Yes ... any temp in excess of 90 is dangerous for animals.  Many breeders have lost animals, young, old and litters, in this heat wave we are having in the Midwest (ohio specifically).  The angoras are under fans 24/7 with the coated (not shaved down) and young having special units that blow across ice.  We rotate frozen tiles every 2-3 hours, cold water is taken out 4-5 times a day (as bottles & bowls warm and animals are less inclined to drink hot water in the heat), and frozen fruit is given as treats.  

Sorry about your loss, it always hurts to loose one of our friends.


----------



## the funny farm6615 (Jul 9, 2010)

we use frozen soda bottles for them to lay on and next to. and along with frozen friuts and vegies we give frozen bread- if they dont want to eat it they lay on it. and fans during the day. 

i haddent heard of the frozen tiles what kind of tiles do you use? this might be better that the soda bottles.


----------



## dbunni (Jul 9, 2010)

Any tile marketed for outside ... around decks and such will work.  We use tiles instead of bottles beacuse of the Angora Wool ... itcky thing when it is wet!  Cannot show a felted angora!  Some buns don't like the slick surface, so just turn them over.  The bottoms are texturized to sit in sand .  Many of the rabbits will lick and play with it, cooling themselves down.  Plus they do not take up as much space in the freezer and freeze faster than water bottles.  Also bottles will eventually heat to the air temp.  The tiles will cool then balance to the bunnies temp.  We have been using them for years with great success ... our freezer has everything from 12x12 to 6x6 in it.

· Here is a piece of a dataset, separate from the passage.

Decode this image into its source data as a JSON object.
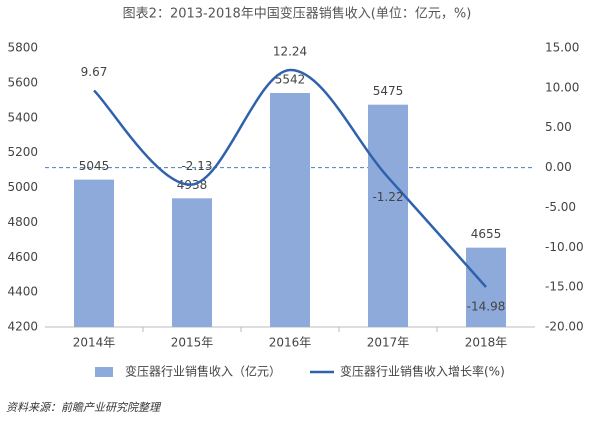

Also we use the blue cooler bottles (big heavy units with hard casings) to place in front of fans.


----------



## blk90s13 (Jul 10, 2010)

Thanks for the great ideas will try some frozen tiles sounds like it would work good


----------



## Shiloh Acres (Jul 10, 2010)

Thanks from here too. 

I already use frozen 2-liter bottles. But with needing to separate out a few from the last litters I was starting to worry that my whole freezer is soon going to be full of nothing but frozen bottles, especially if I need to start changing them more often in Late July/August. 

I have some tiles stored in the garage, so I will plan to freeze them today. Thanks again!


----------